Long before the early settlers came to America, there used to dwell the Native Americans or American Indians. The settlers who came to America were the Protestants of Plymouth who left the Church of England. The first Thanksgiving Day was celebrated in the autumn of the year 1621. The feast was organized by the English pilgrims to thank God as they were able to survive the hostile climate of America. The feast took place in Plymouth, Massachusetts, after the first successful harvest by the English pilgrims. This was later converted into a tradition and has been in continuation since then. The first harvest was also celebrated by the early settlers to show their gratitude towards the Native Americans, as they were the one who taught the pilgrims the way how to cultivate the crops.
During the first season the pilgrims were helped by the Wampanoag tribe which donated food and supplied to them for winters. Squanto was the name of the Native American who resided with the Wampanoag tribe. He taught the pilgrims how to cultivate corn and other vegetables, along with fishing. He also became a translator for the pilgrims as he learnt English language during the days he was enslaved in Europe, while he traveled to England. The first feast which was given by the pilgrims to the American Indians has become the basis for the ritualistic Thanksgiving Day. The first feast also signifies the peace between the pilgrims and the Native Americans, though the same lasted for only one generation. In the earlier days, this day was not celebrated as Thanksgiving Day, but as a harvest festival which was present alike in the Christian and Wampanoag culture. Later, Thanksgiving Day came to be observed on the fourth Thursday of every November every year.
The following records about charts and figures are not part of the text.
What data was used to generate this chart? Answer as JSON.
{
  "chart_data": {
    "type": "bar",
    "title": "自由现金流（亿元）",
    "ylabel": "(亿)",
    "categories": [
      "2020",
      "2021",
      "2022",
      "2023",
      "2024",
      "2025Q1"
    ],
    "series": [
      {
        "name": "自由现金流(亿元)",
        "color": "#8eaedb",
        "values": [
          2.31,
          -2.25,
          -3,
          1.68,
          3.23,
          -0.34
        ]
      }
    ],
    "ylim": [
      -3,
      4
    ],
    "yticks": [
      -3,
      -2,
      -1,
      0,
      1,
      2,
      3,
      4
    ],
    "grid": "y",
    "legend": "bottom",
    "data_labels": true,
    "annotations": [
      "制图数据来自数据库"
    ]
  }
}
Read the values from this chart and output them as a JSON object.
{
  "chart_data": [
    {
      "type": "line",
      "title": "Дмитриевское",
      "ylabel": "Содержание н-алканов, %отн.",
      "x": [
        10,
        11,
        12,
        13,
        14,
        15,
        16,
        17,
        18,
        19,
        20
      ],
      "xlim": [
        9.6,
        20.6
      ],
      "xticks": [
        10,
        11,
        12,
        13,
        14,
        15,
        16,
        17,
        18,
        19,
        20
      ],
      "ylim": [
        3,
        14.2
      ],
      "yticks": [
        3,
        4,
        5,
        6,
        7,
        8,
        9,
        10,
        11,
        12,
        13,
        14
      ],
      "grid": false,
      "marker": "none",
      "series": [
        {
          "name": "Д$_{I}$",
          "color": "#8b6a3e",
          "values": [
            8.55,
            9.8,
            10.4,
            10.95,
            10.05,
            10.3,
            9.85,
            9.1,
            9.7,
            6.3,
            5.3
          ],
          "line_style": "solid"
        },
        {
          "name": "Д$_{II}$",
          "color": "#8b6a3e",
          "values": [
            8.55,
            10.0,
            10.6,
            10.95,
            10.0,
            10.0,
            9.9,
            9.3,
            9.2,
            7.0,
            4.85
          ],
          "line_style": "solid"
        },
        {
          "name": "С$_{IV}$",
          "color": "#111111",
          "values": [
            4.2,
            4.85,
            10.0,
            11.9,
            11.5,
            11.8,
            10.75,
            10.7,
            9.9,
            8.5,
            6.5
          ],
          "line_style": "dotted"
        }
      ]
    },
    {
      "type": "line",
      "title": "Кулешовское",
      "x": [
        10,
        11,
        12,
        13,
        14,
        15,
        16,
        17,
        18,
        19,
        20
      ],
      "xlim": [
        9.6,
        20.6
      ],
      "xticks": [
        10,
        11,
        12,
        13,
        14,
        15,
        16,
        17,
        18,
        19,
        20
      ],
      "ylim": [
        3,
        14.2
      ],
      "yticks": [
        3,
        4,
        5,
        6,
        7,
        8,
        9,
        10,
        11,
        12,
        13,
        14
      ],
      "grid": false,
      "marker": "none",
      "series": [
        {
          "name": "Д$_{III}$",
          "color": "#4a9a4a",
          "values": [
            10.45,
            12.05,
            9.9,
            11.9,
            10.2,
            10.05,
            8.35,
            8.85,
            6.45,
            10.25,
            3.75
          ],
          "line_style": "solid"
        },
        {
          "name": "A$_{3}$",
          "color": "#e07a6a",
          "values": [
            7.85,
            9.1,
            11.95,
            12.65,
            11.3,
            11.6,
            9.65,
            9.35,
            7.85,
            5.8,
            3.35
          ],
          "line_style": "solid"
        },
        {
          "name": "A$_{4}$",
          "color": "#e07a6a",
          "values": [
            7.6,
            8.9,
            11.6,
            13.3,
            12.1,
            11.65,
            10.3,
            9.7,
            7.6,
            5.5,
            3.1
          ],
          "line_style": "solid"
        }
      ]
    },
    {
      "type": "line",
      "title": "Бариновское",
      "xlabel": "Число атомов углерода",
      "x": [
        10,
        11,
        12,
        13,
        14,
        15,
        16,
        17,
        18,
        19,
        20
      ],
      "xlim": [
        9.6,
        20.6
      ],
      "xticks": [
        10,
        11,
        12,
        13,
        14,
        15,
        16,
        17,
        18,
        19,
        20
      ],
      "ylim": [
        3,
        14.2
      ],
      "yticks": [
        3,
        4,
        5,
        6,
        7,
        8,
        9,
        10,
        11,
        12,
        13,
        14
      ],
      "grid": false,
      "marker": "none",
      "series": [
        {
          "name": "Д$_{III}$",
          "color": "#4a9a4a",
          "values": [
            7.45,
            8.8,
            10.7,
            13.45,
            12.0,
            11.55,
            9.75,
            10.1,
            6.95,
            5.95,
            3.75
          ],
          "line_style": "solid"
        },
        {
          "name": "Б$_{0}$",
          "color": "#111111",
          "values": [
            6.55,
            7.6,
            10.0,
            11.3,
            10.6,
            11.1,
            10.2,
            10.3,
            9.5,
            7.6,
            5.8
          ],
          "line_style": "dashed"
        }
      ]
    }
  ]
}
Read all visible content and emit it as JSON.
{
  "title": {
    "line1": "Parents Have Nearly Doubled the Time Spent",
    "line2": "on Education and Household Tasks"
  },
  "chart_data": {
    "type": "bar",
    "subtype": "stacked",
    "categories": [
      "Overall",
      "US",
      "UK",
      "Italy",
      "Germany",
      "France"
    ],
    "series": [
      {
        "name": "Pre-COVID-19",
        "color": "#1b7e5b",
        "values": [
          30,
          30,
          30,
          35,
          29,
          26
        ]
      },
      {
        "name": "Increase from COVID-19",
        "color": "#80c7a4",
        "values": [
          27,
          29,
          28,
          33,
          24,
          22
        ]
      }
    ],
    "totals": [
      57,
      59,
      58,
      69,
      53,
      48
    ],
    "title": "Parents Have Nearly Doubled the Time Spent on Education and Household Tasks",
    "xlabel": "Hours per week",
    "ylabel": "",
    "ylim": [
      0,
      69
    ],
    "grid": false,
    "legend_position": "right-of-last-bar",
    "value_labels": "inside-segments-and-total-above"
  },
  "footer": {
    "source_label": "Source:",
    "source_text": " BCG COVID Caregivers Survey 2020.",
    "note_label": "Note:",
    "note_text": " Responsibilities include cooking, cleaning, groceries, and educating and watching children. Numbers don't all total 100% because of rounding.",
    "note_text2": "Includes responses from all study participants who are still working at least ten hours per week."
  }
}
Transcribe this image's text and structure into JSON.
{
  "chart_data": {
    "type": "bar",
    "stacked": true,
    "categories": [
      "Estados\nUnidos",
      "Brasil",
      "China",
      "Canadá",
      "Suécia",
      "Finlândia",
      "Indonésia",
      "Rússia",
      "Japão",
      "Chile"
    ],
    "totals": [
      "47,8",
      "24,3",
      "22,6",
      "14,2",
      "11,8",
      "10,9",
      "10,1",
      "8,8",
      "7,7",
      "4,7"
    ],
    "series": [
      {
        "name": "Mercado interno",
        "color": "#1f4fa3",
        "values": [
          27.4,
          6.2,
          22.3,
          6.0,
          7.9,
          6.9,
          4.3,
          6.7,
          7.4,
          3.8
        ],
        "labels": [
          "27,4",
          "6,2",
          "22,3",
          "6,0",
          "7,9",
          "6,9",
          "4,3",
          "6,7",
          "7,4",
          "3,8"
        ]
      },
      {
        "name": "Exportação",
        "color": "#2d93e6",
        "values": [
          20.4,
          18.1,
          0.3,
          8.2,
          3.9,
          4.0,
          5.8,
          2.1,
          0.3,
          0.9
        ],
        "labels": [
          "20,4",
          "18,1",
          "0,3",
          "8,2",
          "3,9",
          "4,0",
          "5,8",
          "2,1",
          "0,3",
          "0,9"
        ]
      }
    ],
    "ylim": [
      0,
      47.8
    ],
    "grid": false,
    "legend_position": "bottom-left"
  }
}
It's said that the first Thanksgiving feast was organized outside the house. This was so because there were 53 pilgrims who attended the feast with the Native Americans who were around ninety in number. Lack of space to accommodate people caused a shift in the venue. The fist meal consisted of ducks, turkeys, geese, swan and venison, fish, berries, watercress, lobster, dried fruit, clams, and plums. The feast continued for three consecutive days. After the meal they sang, danced and made merry. Prayers were sung before the meal and God was thanked for the harvest. However, the traditional feast was not continued for a few years, until in the year 1623, when it was observed again due to planty of harvest. In the eighteenth century in the year 1789 the last Thursday was proclaimed as the National Thanksgiving Day by the president Lincoln. A holiday was announced on the day later. Since then, the Thanksgiving Day has become an American holiday.